I chanced upon this article entitled “25 Things I learned In My 20s” and there were a couple of points that hit me hard. I was hoping I could write them all in one post but time and inspiration is not on my side. At the rate that I have been writing, I'd be probably be able to publish this by early next year. hahaha. So I thought I'd just post them one by one. Here goes..
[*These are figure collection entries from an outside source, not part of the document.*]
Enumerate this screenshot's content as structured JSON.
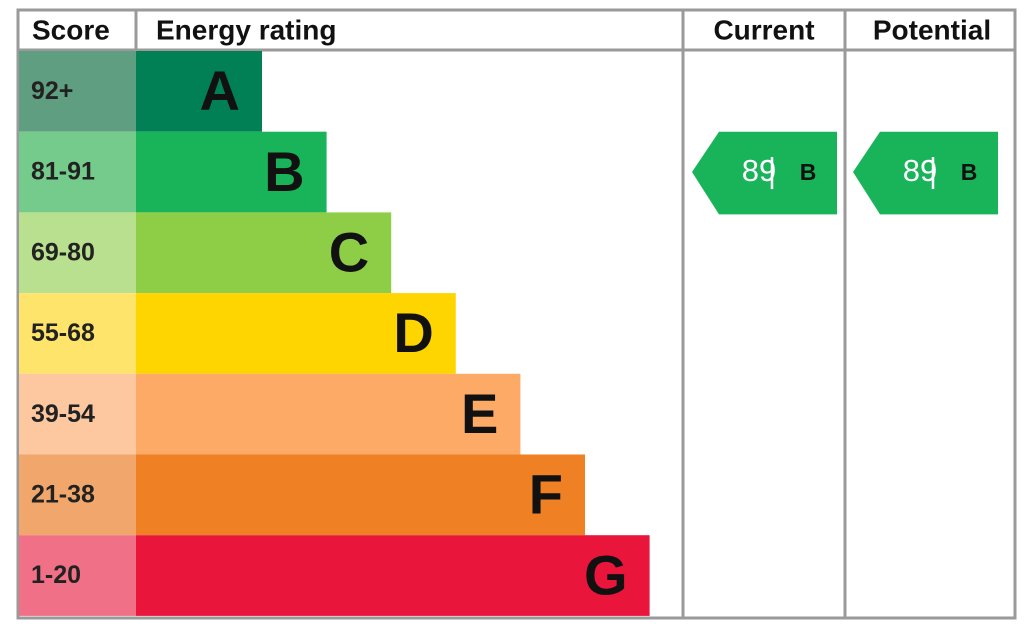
{
  "header": {
    "score": "Score",
    "energy_rating": "Energy rating",
    "current": "Current",
    "potential": "Potential"
  },
  "bands": [
    {
      "score": "92+",
      "letter": "A",
      "color": "#008054",
      "score_color": "#5f9e80"
    },
    {
      "score": "81-91",
      "letter": "B",
      "color": "#19b459",
      "score_color": "#74cb8b"
    },
    {
      "score": "69-80",
      "letter": "C",
      "color": "#8dce46",
      "score_color": "#b8e08e"
    },
    {
      "score": "55-68",
      "letter": "D",
      "color": "#ffd500",
      "score_color": "#ffe46c"
    },
    {
      "score": "39-54",
      "letter": "E",
      "color": "#fcaa65",
      "score_color": "#fdc8a0"
    },
    {
      "score": "21-38",
      "letter": "F",
      "color": "#ef8023",
      "score_color": "#f1a76c"
    },
    {
      "score": "1-20",
      "letter": "G",
      "color": "#e9153b",
      "score_color": "#f07088"
    }
  ],
  "current": {
    "value": 89,
    "letter": "B",
    "color": "#19b459"
  },
  "potential": {
    "value": 89,
    "letter": "B",
    "color": "#19b459"
  }
}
“ The rumors are true: your metabolism does slow down as you get older! That means if you’re still eating whatever you want, there’s a good chance you’ll start to gain an awkward amount of weight. It won’t be too drastic but your clothes will start to hang differently on your body and you’ll feel an overall feeling of unattractiveness. Start to be conscious of what you eat and strive to live a healthier lifestyle if you want to get your teen body back. (Let’s be real though, that might not ever come back.)”I’ll go ahead and admit that I am very much insecure about my weight. I try to be nonchalant about it but deep inside I'm a big hunk of insecurity. In my late teens and around my early twenties, I’ve been so obsessed about gaining weight. Seriously. I've done slimming pills (bad, I know), excercise, no rice diet, etc. It clearly doesn't help that I have an extra sweet and salty tooth plus I am much too lazy to even bother exercising (not to mention these fabulous genes I’ve been blessed with). LOL.
But aside from my snail-paced metabolism, these days I’ve been noticing that my figure doesn’t really bother me as much as it used to. I mean, I dont like that other people point out that I’ve gained weight (ugh, this irritates the heck out of me!!note to people: commenting about a person's weight over and over and over again is RUDE.), but when I’m alone and I look at myself in the mirror, I actually like what I see.
I like that I'm curvy (nope, not really a fan of stick thin girls. no offense, just a personal preference), I like that I have hips and boobs and an ass (the husband agrees. hahaha). In short, I actually like my body now even if it probably wouldnt hurt to lose about 10-15 pounds. It's so weird that this is coming from somebody who was super obsessed about losing weight a couple of years ago but hey, maybe acceptance comes with age? (oh no! Does that mean I’m old???) hahaha.
I really just hope the people around me (hello relatives! *wave*) would stop with the weight comments. HELLO! I'm not obese, duh. plus even if I was, it's still RUDE.